November 08, 2018
Sir, you conclude that “Regulators and governments would do well to study whether the huge increase in repurchases has damaged business growth and capital formation” “Record share buybacks should be raising alarms” November 8.
Of course they should but let us be very clear, since that has been going on for quite some time so, if they have not done it yet, then shame on them.
For instance in July 2014 Camilla Hall, in “Bankers warn over rising US business lending” wrote, “Charles Peabody, a bank analyst at Portales Partners in New York, has warned that while it is hard to extrapolate what is driving commercial and industrial lending, if it is to fund acquisitions or share buybacks it may not indicate a strengthening economy. “It is loan growth, just not sustainable,” he said.”

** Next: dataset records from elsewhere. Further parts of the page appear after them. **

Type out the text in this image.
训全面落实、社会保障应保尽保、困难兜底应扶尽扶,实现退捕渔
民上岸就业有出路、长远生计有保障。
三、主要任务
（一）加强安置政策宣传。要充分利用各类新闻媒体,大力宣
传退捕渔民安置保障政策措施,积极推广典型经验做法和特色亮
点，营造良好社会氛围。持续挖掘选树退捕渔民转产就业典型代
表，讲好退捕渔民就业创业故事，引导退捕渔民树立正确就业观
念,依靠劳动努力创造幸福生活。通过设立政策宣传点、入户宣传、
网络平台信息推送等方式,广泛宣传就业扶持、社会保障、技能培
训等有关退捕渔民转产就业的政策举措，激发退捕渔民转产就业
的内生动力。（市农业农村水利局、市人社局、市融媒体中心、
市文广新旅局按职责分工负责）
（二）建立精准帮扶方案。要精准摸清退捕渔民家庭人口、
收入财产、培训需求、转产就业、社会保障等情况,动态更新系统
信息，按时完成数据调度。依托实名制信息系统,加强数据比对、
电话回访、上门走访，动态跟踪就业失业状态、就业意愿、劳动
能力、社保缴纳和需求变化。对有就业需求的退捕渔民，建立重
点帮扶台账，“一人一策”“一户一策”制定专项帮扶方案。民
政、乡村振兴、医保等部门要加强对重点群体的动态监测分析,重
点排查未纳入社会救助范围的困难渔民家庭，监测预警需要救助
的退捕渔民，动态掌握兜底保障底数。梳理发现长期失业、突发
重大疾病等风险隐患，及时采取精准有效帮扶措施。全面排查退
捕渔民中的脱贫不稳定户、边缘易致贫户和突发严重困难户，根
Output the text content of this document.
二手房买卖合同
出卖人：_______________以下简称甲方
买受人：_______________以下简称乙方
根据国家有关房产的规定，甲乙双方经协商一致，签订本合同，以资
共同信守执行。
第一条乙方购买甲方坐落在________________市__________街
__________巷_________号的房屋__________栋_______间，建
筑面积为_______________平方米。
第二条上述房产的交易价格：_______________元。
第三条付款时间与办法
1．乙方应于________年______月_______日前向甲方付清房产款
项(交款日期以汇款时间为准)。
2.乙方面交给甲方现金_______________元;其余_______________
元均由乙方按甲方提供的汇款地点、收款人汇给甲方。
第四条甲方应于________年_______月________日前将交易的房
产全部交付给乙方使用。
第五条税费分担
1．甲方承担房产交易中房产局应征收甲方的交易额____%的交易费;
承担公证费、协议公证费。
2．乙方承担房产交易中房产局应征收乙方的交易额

And therein Hall also wrote, “A banking lending executive at a large regional lender said ‘Traditionally banks have been very cautious of that’.”Of course, you and I know Sir that banker should not be throwing the first stone, since bankers too have morphed, thanks to the risk weighted capital requirements, from being savvy loan officers into being financial engineers dedicated to minimizing the capital their bank is required to hold.
Also, in 2017, when discussing IMF’s Global Financial Stability Report, John Plender wrote: “Low yields, compressed spreads, abundant financing and the relatively high cost of equity capital, it observes, have encouraged a build-up of financial balance sheet leverage as corporations have bought back equity and raised debt levels…Rising debt has been accompanied by worsening credit quality and elevated default risk.”
But what really caught my attention today was your reference to Berkshire Hathaway’s “$104bn cash pile [it holds] keeping its powder mostly dry for future deals — if, say, the market correction continues.”
How do you keep that powder dry? Since most probably it is not in dollar notes under Warren Buffet’s mattress, what is it invested in? We know that in accounting terms “Cash” includes a lot of investments, but in the real life, “Cash” does not always turn out to be real cash. In Venezuela you could now fill a whole mattress with high denomination bolivar notes, and still not be able to buy yourself a coffee with it.
In a world in which regulators have assigned a 0% risk weight to for instance the already $22tn and fast growing US debt, which, if nothing changes, would doom that safe-haven to become very dangerous, is not Cash just another speculative investment?